Culture Night 2024 featured thousands of events up and down the country. According to some estimates a quarter of the population or 1.7 million people attended free arts and culture events on September 20. Around 30 of those audience members were in the back room of Kinsale’s glorious Tap Tavern. There were locals, Americans, Brits and at least one Argentinian all of whom, writes Jason Ward, were transported to Milford Junction railway station in England in 1947 by Lighthouse Theatre’s production of Still Life – the play that became the movie Brief Encounter.
Still Life was written by Noel Coward as part of a series of one act plays to be performed under the umbrella title ‘Tonight at 8:30pm’. The original London production in 1936 featured Coward himself alongside his oldest friend Gertrude Lawrence and was well received by critics, going on to play a season in New York as well.
This version adapted by Lighthouse’s Adrian Metcalfe for a three-person cast follows the same five scene structure and contrasting love stories of the original. We have the concealed and clandestine extra-marital affair between Alec and Laura which, if revealed, would destroy them both socially, professionally and emotionally. This is counterpointed by the bawdy, open and humorous back and forth between Ticket Collector Albert and Station Buffet Manager, Myrtle as they bundle their way to bed.
The production was presented in the Tavern’s semi-covered smoking area, which has a stone floor and an old school Telefon box that both help to place the piece. The breeze that wafted through the space, the seagulls crying above, and the occasional bursts of traffic outside all combined with bells and steam train sound effects to enhance the atmosphere. And whether intentional or not, the fact that we were sat on wooden seats and benches, placed us in a British Railways station waiting room in a time before they were all converted into branded coffee shops and fitted with fruit machines.
The show opens with great energy (and biscuits for the crowd). Myrtle (Sonia Beck) is training Beryl (Carla Goodman who also directs) on how things should be done in the station refreshment room. There is comedy and a warmth that welcomes us in much the same way we imagine Myrtle would have welcomed her customers. There was a touch of Mrs Slocombe in Beck’s playing of Myrtle with her pretence of outward respectability which we see fall apart once Albert the ticket collector (Metcalfe) enters the refreshment room. He shamelessly flirts with single entendres and bottom slapping.

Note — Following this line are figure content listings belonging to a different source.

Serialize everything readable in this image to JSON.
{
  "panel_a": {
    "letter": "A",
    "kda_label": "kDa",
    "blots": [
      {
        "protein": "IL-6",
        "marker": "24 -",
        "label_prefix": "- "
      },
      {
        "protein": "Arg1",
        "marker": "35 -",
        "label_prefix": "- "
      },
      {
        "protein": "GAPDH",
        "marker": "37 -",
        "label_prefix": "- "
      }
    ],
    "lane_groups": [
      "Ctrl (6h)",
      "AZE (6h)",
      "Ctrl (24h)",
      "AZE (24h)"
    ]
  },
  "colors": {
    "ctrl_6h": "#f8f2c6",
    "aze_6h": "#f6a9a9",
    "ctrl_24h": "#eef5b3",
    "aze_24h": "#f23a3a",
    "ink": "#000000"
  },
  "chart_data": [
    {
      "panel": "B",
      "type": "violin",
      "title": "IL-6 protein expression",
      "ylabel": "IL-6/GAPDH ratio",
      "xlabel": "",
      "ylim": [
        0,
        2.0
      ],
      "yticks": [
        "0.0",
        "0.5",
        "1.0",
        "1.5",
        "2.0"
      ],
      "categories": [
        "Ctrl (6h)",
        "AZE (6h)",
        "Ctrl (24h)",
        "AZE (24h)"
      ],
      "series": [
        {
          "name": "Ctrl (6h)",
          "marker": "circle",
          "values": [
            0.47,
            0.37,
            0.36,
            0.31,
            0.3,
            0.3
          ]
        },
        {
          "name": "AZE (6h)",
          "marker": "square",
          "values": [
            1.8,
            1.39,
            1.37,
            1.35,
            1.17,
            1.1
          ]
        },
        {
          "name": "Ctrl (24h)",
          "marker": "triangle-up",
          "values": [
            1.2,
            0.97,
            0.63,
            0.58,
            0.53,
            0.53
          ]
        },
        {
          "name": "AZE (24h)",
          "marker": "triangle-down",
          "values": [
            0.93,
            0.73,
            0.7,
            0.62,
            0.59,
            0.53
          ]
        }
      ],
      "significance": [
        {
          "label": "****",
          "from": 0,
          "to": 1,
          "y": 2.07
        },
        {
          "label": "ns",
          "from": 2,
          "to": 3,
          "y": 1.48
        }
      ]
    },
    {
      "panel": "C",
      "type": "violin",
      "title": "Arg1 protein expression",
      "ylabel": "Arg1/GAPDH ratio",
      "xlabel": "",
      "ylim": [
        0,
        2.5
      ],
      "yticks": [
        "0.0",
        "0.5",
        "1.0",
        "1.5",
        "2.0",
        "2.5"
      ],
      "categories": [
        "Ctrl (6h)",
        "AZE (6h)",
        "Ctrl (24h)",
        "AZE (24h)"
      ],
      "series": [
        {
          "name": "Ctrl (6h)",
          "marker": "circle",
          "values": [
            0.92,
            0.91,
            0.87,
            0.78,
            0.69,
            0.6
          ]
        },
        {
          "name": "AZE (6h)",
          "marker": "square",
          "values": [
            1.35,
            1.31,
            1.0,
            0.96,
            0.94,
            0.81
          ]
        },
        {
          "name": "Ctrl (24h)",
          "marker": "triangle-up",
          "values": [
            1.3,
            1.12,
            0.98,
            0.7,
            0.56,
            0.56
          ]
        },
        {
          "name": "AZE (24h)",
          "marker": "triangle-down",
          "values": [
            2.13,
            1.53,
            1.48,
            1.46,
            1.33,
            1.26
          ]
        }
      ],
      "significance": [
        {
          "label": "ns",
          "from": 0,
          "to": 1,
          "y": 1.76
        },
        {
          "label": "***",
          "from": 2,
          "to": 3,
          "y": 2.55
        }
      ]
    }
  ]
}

Like every good opening scene, this one immediately places the audience in a place and time. The reason we are there soon becomes apparent when a woman (also Beck) enters seeking help with some grit in her eye. Ms Beck transforms from bawdy serving wench Myrtle to classy, elegant and refined (or repressed) middle class English woman Laura. The change in physicality, tone and energy is incredible requiring no suspension of disbelief or moment of adjustment.
Laura is assisted by Alec (Metcalfe) who happens to be a doctor. In this role Metcalfe has thrown off the earthiness of the Albert and pitches his voice a little higher, slows down his speech and hits every consonant as he inhabits the physician’s character. The pair soon draw themselves into a bubble that excludes the world and is only punctured by the arrival and departure of trains.
From a random meeting at the station, Alec and Laura’s mutual attraction sees them graduate to an afternoon at the movies which was scandalous behaviour for married people in 1936. However, this play is about more than a fantasy of attraction.
Still Life is a play about the power of physical attraction and passion. And this is not the unrequited type represented by a shy downward stare behind a fan or middle-class Regency woman looking mournfully out of the window of a stately home. This is two grownups, married with children, who fancy the pants off each other and go to someone else’s flat for Thursday afternoon delight – all in an age before female contraception or safe, legal abortion. The risks were huge, but the desire was bigger.
The challenge for the actors is that the audience only sees them in a public place. In 1947 people just didn’t snog in the railway refreshment room so all that repression, that knowledge of what has happened offstage has to be carefully communicated. The audience must understand but other passengers must not. Metcalfe and Beck take us to the edge of glory without even a touch, let alone a kiss. Their performances in these roles are wound tight, the audience willing them to make the impossible choices that will allow us our happy ending.
In the final scene the pair are spending their last few minutes in the refreshment room together before Alec departs for Johannesburg. There is still hope, perhaps. But the dam of emotion that Laura and Alec have broken must be quickly blocked again. No trace can be visible. We are left frustrated, angry and sad.
It is this final scene that elevates Still Life / Brief Encounter into the pantheon of classics. However, if the other 35 minutes are not directed and acted well enough then the ending risks limply running out of petrol at the side of the road.
However, Lighthouse Theatre has filled the dramatic tank. We know Alec and Laura; we know what they have been through, and we feel that they belong together. Metcalfe’s adaptation has had to remove scenes that show us Laura’s tedious home life which leaves the company less material to play with, which does not matter because the company have the talent to show us their characters’ tension, the passion and the frustration. That they do all of this in 40 minutes is a testament to the strength of Metcalfe’s adaptation, Goodman’s direction and the cast’s ability to weave a spell.